Regular as clockwork, the flu arrives every year. And, according to the national Centers for Disease Control and Prevention, 5 to 20 percent of the U.S. population on average will come down with it. About 36,000 people will die.
But among health experts, a bigger concern than the seasonal flu is an outright flu pandemic, such as a human strain of avian flu. And officials say it is not a question of if such a health crisis will come but when. Are we prepared? In a word, say three UCLA researchers, no.
In a report to be published in the peer-reviewed journal PLoS Computational Biology and currently available online, Sally Blower, a professor at the Semel Institute for Neuroscience and Human Behavior at UCLA, and Romulus Breban and Raffaele Vardavas, postdoctoral fellows in Blower’s research group, used novel mathematical modeling techniques to predict that current health policy — based on voluntary vaccinations — is not adequate to control severe flu epidemics and pandemics unless vaccination programs offer incentives to individuals.
According to the researchers, the severity of such a health crisis could be reduced if programs were to provide several years of free vaccinations to individuals who pay for only one year. Interestingly, however, some incentive programs could have the opposite effect. Providing free vaccinations for entire families, for example, could actually increase the frequency of severe epidemics.

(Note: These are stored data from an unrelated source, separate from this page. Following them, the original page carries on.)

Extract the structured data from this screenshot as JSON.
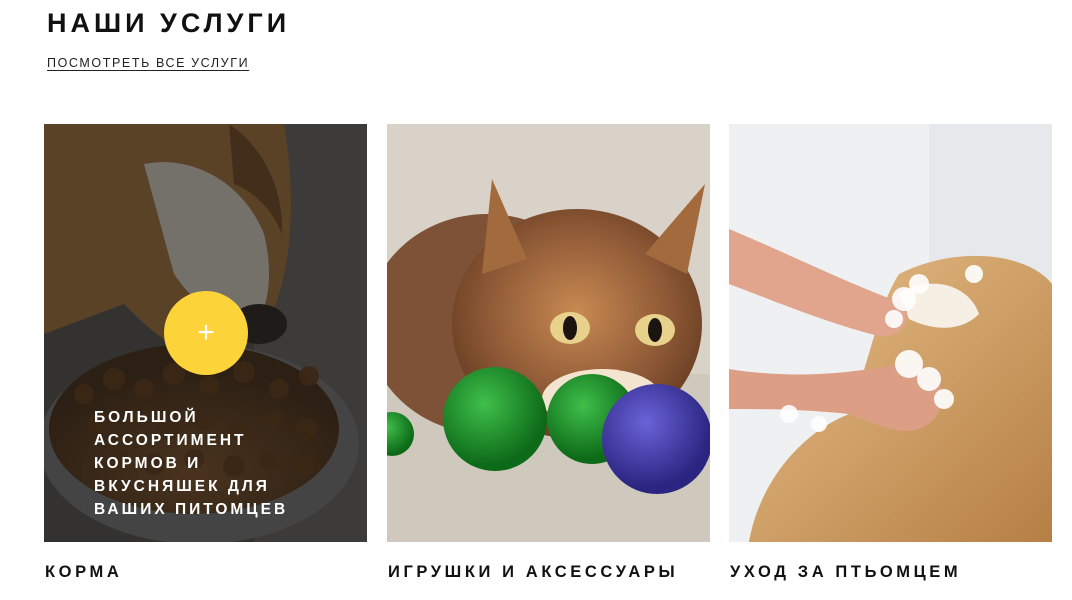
{
  "section": {
    "title": "НАШИ УСЛУГИ",
    "view_all": "ПОСМОТРЕТЬ ВСЕ УСЛУГИ"
  },
  "colors": {
    "accent": "#FDD33A",
    "overlay": "#1a1a1a"
  },
  "cards": [
    {
      "label": "КОРМА",
      "image": "dog-eating-kibble-photo",
      "hover": {
        "icon": "plus-icon",
        "symbol": "+",
        "text": "БОЛЬШОЙ АССОРТИМЕНТ КОРМОВ И ВКУСНЯШЕК ДЛЯ ВАШИХ ПИТОМЦЕВ"
      }
    },
    {
      "label": "ИГРУШКИ И АКСЕССУАРЫ",
      "image": "kitten-with-toy-balls-photo"
    },
    {
      "label": "УХОД ЗА ПТЬОМЦЕМ",
      "image": "dog-bathing-photo"
    }
  ]
}
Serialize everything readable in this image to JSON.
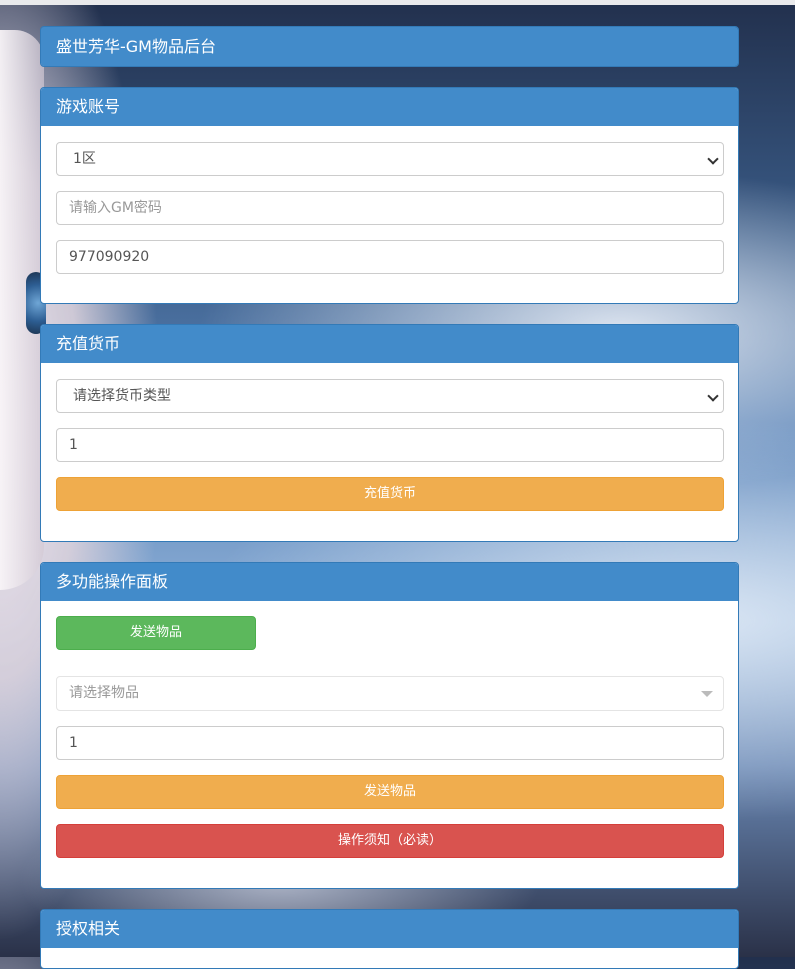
{
  "header": {
    "title": "盛世芳华-GM物品后台"
  },
  "account": {
    "title": "游戏账号",
    "server_selected": "1区",
    "password_placeholder": "请输入GM密码",
    "account_value": "977090920"
  },
  "recharge": {
    "title": "充值货币",
    "currency_selected": "请选择货币类型",
    "amount_value": "1",
    "submit_label": "充值货币"
  },
  "multi": {
    "title": "多功能操作面板",
    "tab_send_label": "发送物品",
    "item_placeholder": "请选择物品",
    "quantity_value": "1",
    "send_label": "发送物品",
    "notice_label": "操作须知（必读）"
  },
  "auth": {
    "title": "授权相关"
  },
  "colors": {
    "panel_header": "#428bca",
    "warning": "#f0ad4e",
    "danger": "#d9534f",
    "success": "#5cb85c"
  }
}
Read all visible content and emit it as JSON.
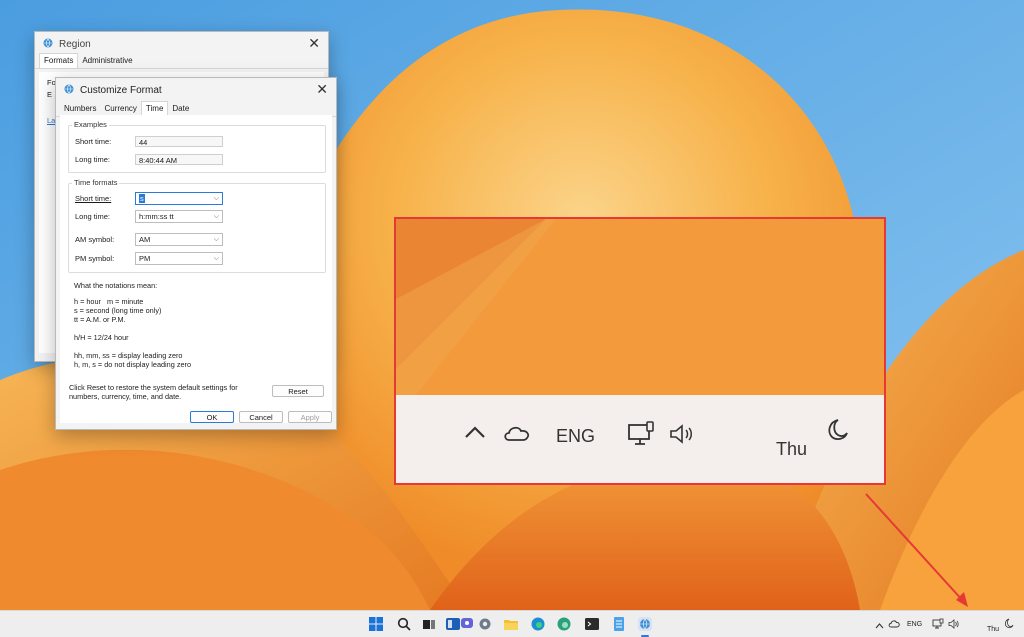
{
  "region_window": {
    "title": "Region",
    "tabs": [
      "Formats",
      "Administrative"
    ],
    "partial_labels": [
      "Fo",
      "E",
      "La"
    ]
  },
  "customize_format": {
    "title": "Customize Format",
    "tabs": [
      "Numbers",
      "Currency",
      "Time",
      "Date"
    ],
    "active_tab": "Time",
    "examples": {
      "group_label": "Examples",
      "short_time_label": "Short time:",
      "short_time_value": "44",
      "long_time_label": "Long time:",
      "long_time_value": "8:40:44 AM"
    },
    "time_formats": {
      "group_label": "Time formats",
      "short_time_label": "Short time:",
      "short_time_value": "s",
      "long_time_label": "Long time:",
      "long_time_value": "h:mm:ss tt",
      "am_label": "AM symbol:",
      "am_value": "AM",
      "pm_label": "PM symbol:",
      "pm_value": "PM"
    },
    "notations_title": "What the notations mean:",
    "notations": [
      "h = hour   m = minute",
      "s = second (long time only)",
      "tt = A.M. or P.M.",
      "",
      "h/H = 12/24 hour",
      "",
      "hh, mm, ss = display leading zero",
      "h, m, s = do not display leading zero"
    ],
    "reset_text": "Click Reset to restore the system default settings for numbers, currency, time, and date.",
    "reset_label": "Reset",
    "ok_label": "OK",
    "cancel_label": "Cancel",
    "apply_label": "Apply"
  },
  "zoom_inset": {
    "lang": "ENG",
    "day": "Thu"
  },
  "taskbar": {
    "lang": "ENG",
    "day": "Thu",
    "apps": [
      "start",
      "search",
      "task-view",
      "widgets",
      "chat",
      "settings",
      "file-explorer",
      "edge",
      "edge-beta",
      "terminal",
      "notepad",
      "control-panel"
    ]
  },
  "colors": {
    "annotation": "#e53935",
    "accent": "#2a7ad8"
  }
}
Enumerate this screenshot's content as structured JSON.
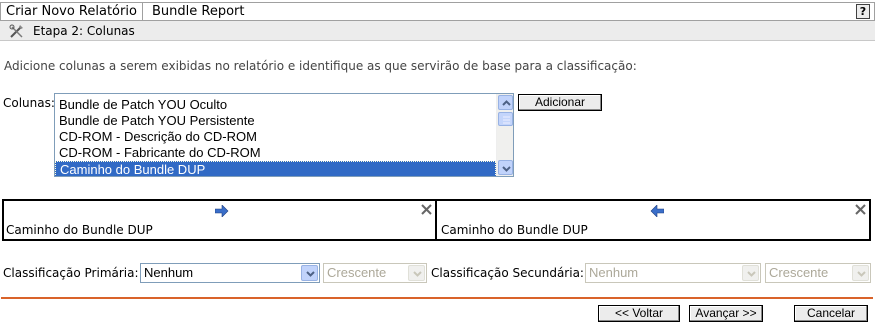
{
  "tabs": {
    "left_title": "Criar Novo Relatório",
    "right_title": "Bundle Report",
    "help_label": "?"
  },
  "step": {
    "icon": "wrench-pen-icon",
    "label": "Etapa 2: Colunas"
  },
  "instructions": "Adicione colunas a serem exibidas no relatório e identifique as que servirão de base para a classificação:",
  "columns": {
    "label": "Colunas:",
    "items": [
      "Bundle de Patch YOU Oculto",
      "Bundle de Patch YOU Persistente",
      "CD-ROM - Descrição do CD-ROM",
      "CD-ROM - Fabricante do CD-ROM",
      "Caminho do Bundle DUP"
    ],
    "selected_index": 4,
    "add_button": "Adicionar"
  },
  "sort_panel": {
    "left": {
      "label": "Caminho do Bundle DUP",
      "arrow_icon": "arrow-right-icon"
    },
    "right": {
      "label": "Caminho do Bundle DUP",
      "arrow_icon": "arrow-left-icon"
    }
  },
  "sorting": {
    "primary_label": "Classificação Primária:",
    "primary_value": "Nenhum",
    "primary_order": "Crescente",
    "secondary_label": "Classificação Secundária:",
    "secondary_value": "Nenhum",
    "secondary_order": "Crescente"
  },
  "buttons": {
    "back": "<< Voltar",
    "next": "Avançar >>",
    "cancel": "Cancelar"
  },
  "colors": {
    "accent_divider": "#d9632a",
    "selection": "#316ac5",
    "arrow_blue": "#3a6ec9"
  }
}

This is because when the head of the household makes a choice — flu shots or no flu shots — on behalf of all the other household members, there is no individual decision-making, and adaptability is decreased.
While other models have determined what proportion of the population would need to be vaccinated in order to prevent a pandemic, none of these models have shown whether this critical coverage can actually be reached. What has been missing, according to Blower, a mathematical and evolutionary biologist, is the human factor.
The human factor involves two biological characteristics, “memory and how adaptable people can be,” Blower said. “These characteristics drive human behavior.”
Blower and her group used people’s attitudes toward the seasonal flu to construct their model. With seasonal flu, protective immunity — a flu shot — lasts only one year. Thus, individuals must decide each year whether or not to participate in a vaccination program.
The model Blower’s team developed is inspired by game theory, used in economics to predict how non-communicating, selfish individuals reach a collective behavior with respect to a common dilemma by adapting to what they think are other people’s decisions. The group modeled each individual’s strategy for making yearly vaccination decisions as an adaptive process of trial and error. They tracked both individual-level decisions and population-level variables — that is, the yearly vaccine coverage level and influenza prevalence, where prevalence is defined as the proportion of the population that is infected. The individual-level model was based on the human biological attributes of memory and adaptability.
“We assume that the decision of each individual is based upon self-interest, that people wish to avoid coming down with the flu, preferably without having to vaccinate,” said Breban.
It is the adaptive decision-making by the individual, the researchers say, that may be an important and previously overlooked causal factor in driving influenza epidemiology.
“Including cognitive and personality factors into epidemic models can dramatically change our understanding of why flu epidemics occur.” said Vardavas.